(20c) Modeling of Morphology Transformations In Crystalline Materials: A Generalized Framework | AIChE

(20c) Modeling of Morphology Transformations In Crystalline Materials: A Generalized Framework

Authors 

Borchert, C. - Presenter, Max Planck Institute for Dynamics of Complex Technical Systems
Ramkrishna, D. - Presenter, Purdue University


This talk will present a generalized population balance model (PBM) to predict dynamic behavior of morphology (shape) transformations in populations of crystals. The model utilizes symmetry of crystal to reduce the degree of freedom in shape representations. The main crux of the model lies in its ability to describe the evolution of morphology distributions for any type of crystals in least possible dimensions (or dynamic variables). It will be shown subsequently that the dynamic behavior of morphology transformations for any crystalline material can be described by f-dimensional PBM, where f is the number of energetically favorable families of crystal planes.
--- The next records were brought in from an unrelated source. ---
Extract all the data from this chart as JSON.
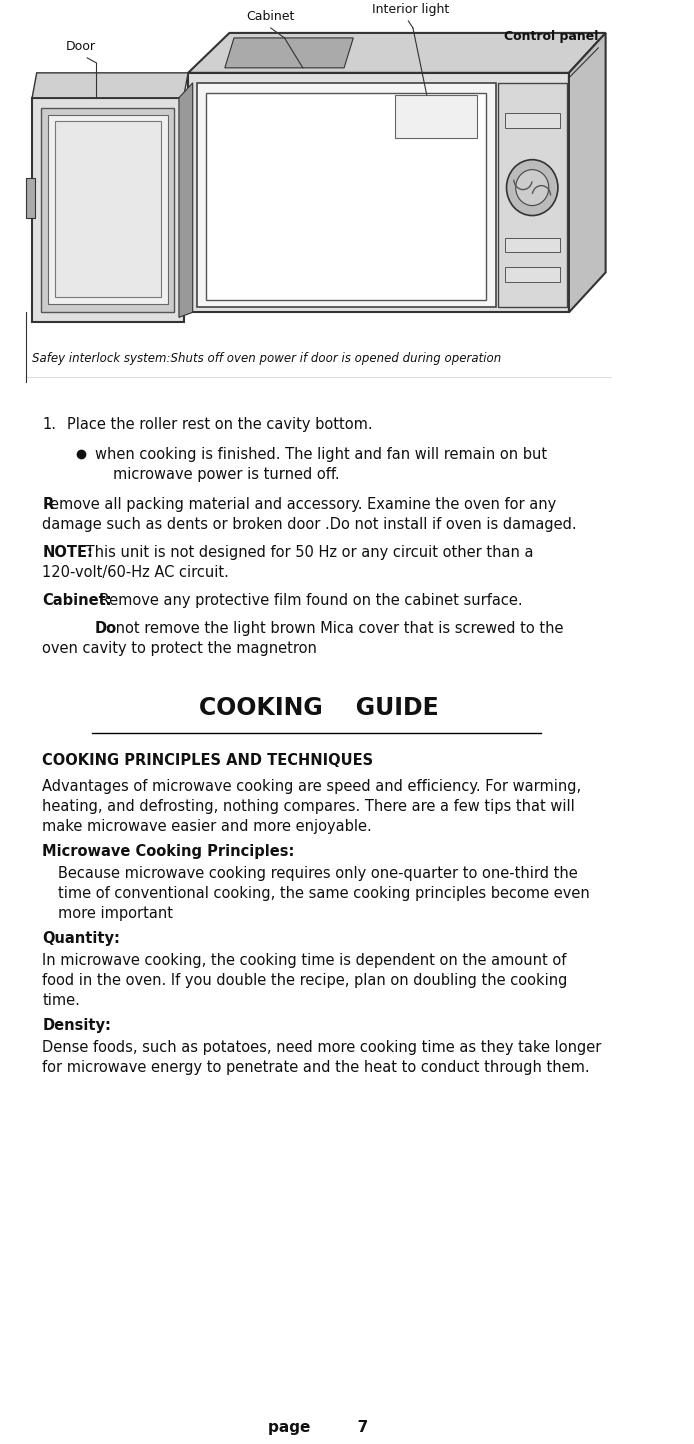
{
  "page_number": "7",
  "bg_color": "#ffffff",
  "text_color": "#000000",
  "fig_width": 6.94,
  "fig_height": 14.44,
  "diagram_labels": {
    "door": "Door",
    "cabinet": "Cabinet",
    "interior_light": "Interior light",
    "control_panel": "Control panel"
  },
  "caption": "Safey interlock system:Shuts off oven power if door is opened during operation",
  "body_text": [
    {
      "type": "numbered",
      "number": "1.",
      "text": "Place the roller rest on the cavity bottom."
    },
    {
      "type": "bullet",
      "text": "when cooking is finished. The light and fan will remain on but microwave power is turned off."
    },
    {
      "type": "bold_start",
      "bold": "R",
      "text": "emove all packing material and accessory. Examine the oven for any damage such as dents or broken door .Do not install if oven is damaged."
    },
    {
      "type": "bold_label",
      "bold": "NOTE:",
      "text": " This unit is not designed for 50 Hz or any circuit other than a 120-volt/60-Hz AC circuit."
    },
    {
      "type": "bold_label",
      "bold": "Cabinet:",
      "text": " Remove any protective film found on the cabinet surface."
    },
    {
      "type": "bold_indent",
      "bold": "Do",
      "text": " not remove the light brown Mica cover that is screwed to the oven cavity to protect the magnetron"
    }
  ],
  "section_title": "COOKING    GUIDE",
  "section_subtitle": "COOKING PRINCIPLES AND TECHNIQUES",
  "section_body": [
    {
      "type": "paragraph",
      "text": "Advantages of microwave cooking are speed and efficiency. For warming, heating, and defrosting, nothing compares. There are a few tips that will make microwave easier and more enjoyable."
    },
    {
      "type": "bold_label",
      "bold": "Microwave Cooking Principles:",
      "text": ""
    },
    {
      "type": "indent_paragraph",
      "text": "Because microwave cooking requires only one-quarter to one-third the time of conventional cooking, the same cooking principles become even more important"
    },
    {
      "type": "bold_label",
      "bold": "Quantity:",
      "text": ""
    },
    {
      "type": "indent_paragraph",
      "text": "In microwave cooking, the cooking time is dependent on the amount of food in the oven. If you double the recipe, plan on doubling the cooking time."
    },
    {
      "type": "bold_label",
      "bold": "Density:",
      "text": ""
    },
    {
      "type": "indent_paragraph",
      "text": "Dense foods, such as potatoes, need more cooking time as they take longer for microwave energy to penetrate and the heat to conduct through them."
    }
  ],
  "page_footer": "page         7"
}
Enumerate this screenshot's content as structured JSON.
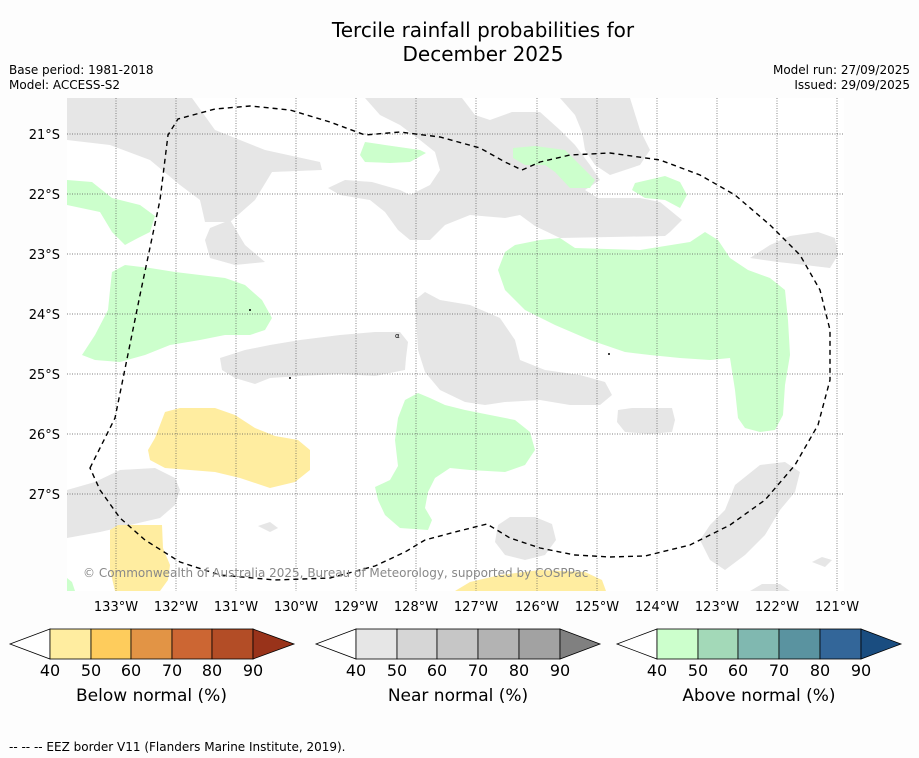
{
  "title_line1": "Tercile rainfall probabilities for",
  "title_line2": "December 2025",
  "base_period": "Base period: 1981-2018",
  "model": "Model: ACCESS-S2",
  "model_run": "Model run: 27/09/2025",
  "issued": "Issued: 29/09/2025",
  "lat_labels": [
    "21°S",
    "22°S",
    "23°S",
    "24°S",
    "25°S",
    "26°S",
    "27°S"
  ],
  "lon_labels": [
    "133°W",
    "132°W",
    "131°W",
    "130°W",
    "129°W",
    "128°W",
    "127°W",
    "126°W",
    "125°W",
    "124°W",
    "123°W",
    "122°W",
    "121°W"
  ],
  "copyright": "© Commonwealth of Australia 2025, Bureau of Meteorology, supported by COSPPac",
  "colorbars": [
    {
      "label": "Below normal (%)",
      "ticks": [
        "40",
        "50",
        "60",
        "70",
        "80",
        "90"
      ],
      "colors": [
        "#ffeda0",
        "#fecc5c",
        "#e29445",
        "#cc6633",
        "#b34d26",
        "#99331a"
      ]
    },
    {
      "label": "Near normal (%)",
      "ticks": [
        "40",
        "50",
        "60",
        "70",
        "80",
        "90"
      ],
      "colors": [
        "#e6e6e6",
        "#d6d6d6",
        "#c6c6c6",
        "#b3b3b3",
        "#a2a2a2",
        "#808080"
      ]
    },
    {
      "label": "Above normal (%)",
      "ticks": [
        "40",
        "50",
        "60",
        "70",
        "80",
        "90"
      ],
      "colors": [
        "#ccffcc",
        "#a3d9b8",
        "#80b8b0",
        "#5a93a0",
        "#336699",
        "#1a4d80"
      ]
    }
  ],
  "footer": "--  --  -- EEZ border V11 (Flanders Marine Institute, 2019)."
}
            The current problem carries immense opportunities for semiconductor, catalyst and pharmaceutical-based industries to produce crystals of desired shapes and shape-related properties. Many efforts have been made in past to understand the dynamics of crystal morphology at molecular level via various approaches like Phase-Field Modeling, Molecular Dynamics simulations, Monte Carlo simulations etc. However, their applications in determining the dynamics of morphology distributions are non-trivial due to the requirement of tremendous computational efforts. Conversely, the mechanistic models like PBMs are efficient in large scale applications as they require relatively less computational efforts and can give reasonably accurate results in no time. The talk will provide the recipe to formulate PBM for any type of crystalline material, which can be solved to predict the evolution of morphology distributions.

            The generalized framework has the following few basic elements, which will be discussed thoroughly in the talk:

  1. Identification of Maximum Degenerate State of a Crystal Shape.
  2. Identification of Boundaries of Crystal State Space.
  3. Developing Morphology Net.
  4. Writing Multi-dimensional PBM.
  5. Reduction to f-dimensional PBM.

            This model provides the most efficient description for the morphology transformations in population of crystals, whose usefulness is quite apparent in different applications.